The researchers created a benchmark called Omni-WorldBench. This benchmark has two parts: a collection of different scenarios and interactions (Omni-WorldSuite) and a way to automatically test how well the program predicts what will happen when an action is taken (Omni-Metrics). They tested 18 different programs to see how they performed on these interactive tasks, looking at both the final result and how things changed along the way.
Why it matters?
This work is important because it highlights that current programs aren't very good at predicting how things will change when someone interacts with a scene. By providing a public benchmark, the researchers hope to encourage the development of better 'world models' that can truly understand and predict how the world works in a dynamic, interactive way, which is crucial for things like robotics and realistic simulations.
Abstract
Video--based world models have emerged along two dominant paradigms: video generation and 3D reconstruction. However, existing evaluation benchmarks either focus narrowly on visual fidelity and text--video alignment for generative models, or rely on static 3D reconstruction metrics that fundamentally neglect temporal dynamics. We argue that the future of world modeling lies in 4D generation, which jointly models spatial structure and temporal evolution. In this paradigm, the core capability is interactive response: the ability to faithfully reflect how interaction actions drive state transitions across space and time. Yet no existing benchmark systematically evaluates this critical dimension.

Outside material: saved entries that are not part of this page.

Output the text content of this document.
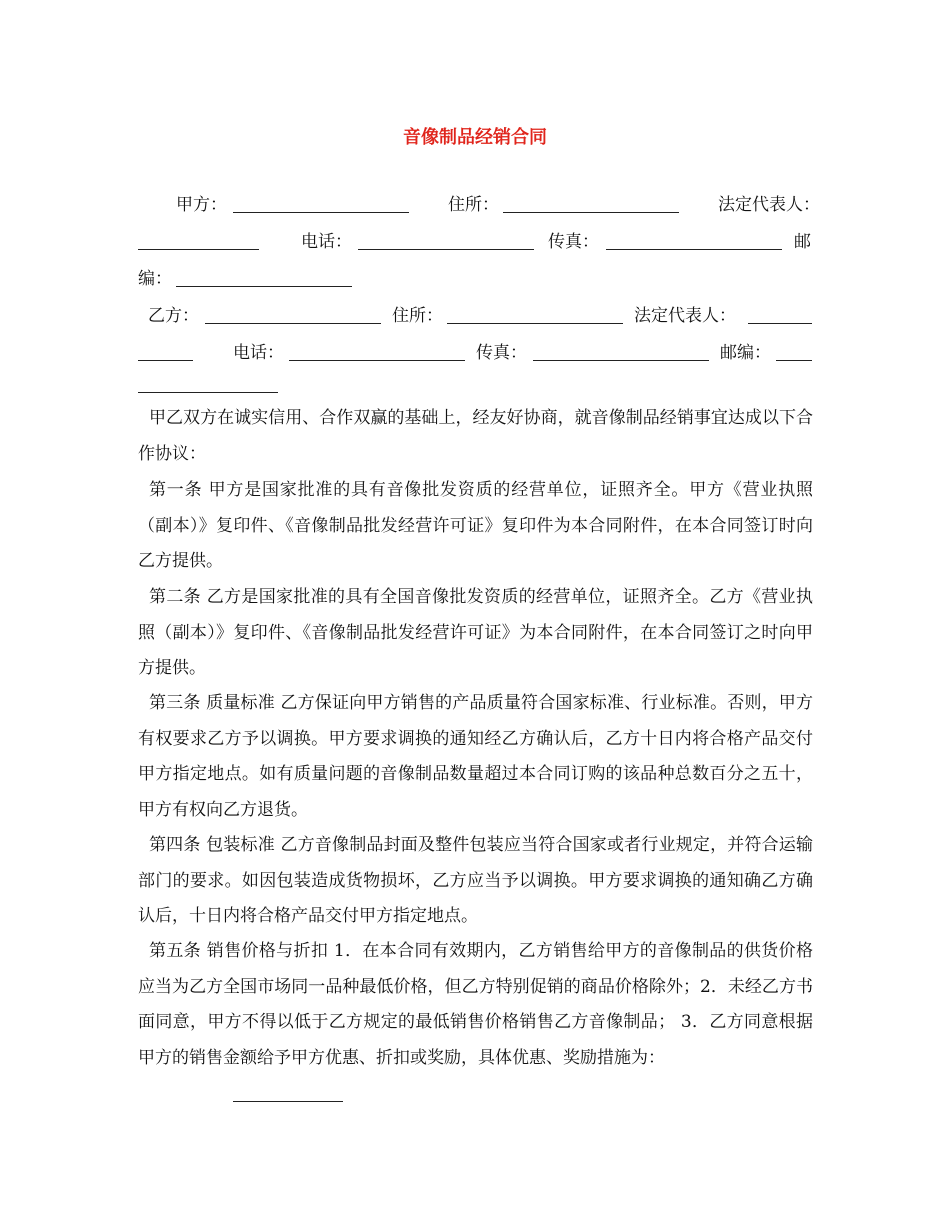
音像制品经销合同
甲方：	住所：	法定代表人：
电话：	传真：	邮
编：
乙方：	住所：	法定代表人：
电话：	传真：	邮编：

甲乙双方在诚实信用、合作双赢的基础上，经友好协商，就音像制品经销事宜达成以下合作协议：

第一条 甲方是国家批准的具有音像批发资质的经营单位，证照齐全。甲方《营业执照（副本）》复印件、《音像制品批发经营许可证》复印件为本合同附件，在本合同签订时向乙方提供。

第二条 乙方是国家批准的具有全国音像批发资质的经营单位，证照齐全。乙方《营业执照（副本）》复印件、《音像制品批发经营许可证》为本合同附件，在本合同签订之时向甲方提供。

第三条 质量标准 乙方保证向甲方销售的产品质量符合国家标准、行业标准。否则，甲方有权要求乙方予以调换。甲方要求调换的通知经乙方确认后，乙方十日内将合格产品交付甲方指定地点。如有质量问题的音像制品数量超过本合同订购的该品种总数百分之五十，甲方有权向乙方退货。

第四条 包装标准 乙方音像制品封面及整件包装应当符合国家或者行业规定，并符合运输部门的要求。如因包装造成货物损坏，乙方应当予以调换。甲方要求调换的通知确乙方确认后，十日内将合格产品交付甲方指定地点。

第五条 销售价格与折扣 1．在本合同有效期内，乙方销售给甲方的音像制品的供货价格应当为乙方全国市场同一品种最低价格，但乙方特别促销的商品价格除外；2．未经乙方书面同意，甲方不得以低于乙方规定的最低销售价格销售乙方音像制品； 3．乙方同意根据甲方的销售金额给予甲方优惠、折扣或奖励，具体优惠、奖励措施为：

To address this gap, we propose Omni--WorldBench, a comprehensive benchmark specifically designed to evaluate the interactive response capabilities of world models in 4D settings. Omni--WorldBench comprises two key components: Omni--WorldSuite, a systematic prompt suite spanning diverse interaction levels and scene types; and Omni--Metrics, an agent-based evaluation framework that quantifies world modeling capabilities by measuring the causal impact of interaction actions on both final outcomes and intermediate state evolution trajectories. We conduct extensive evaluations of 18 representative world models across multiple paradigms. Our analysis reveals critical limitations of current world models in interactive response, providing actionable insights for future research. Omni-WorldBench will be publicly released to foster progress in interactive 4D world modeling.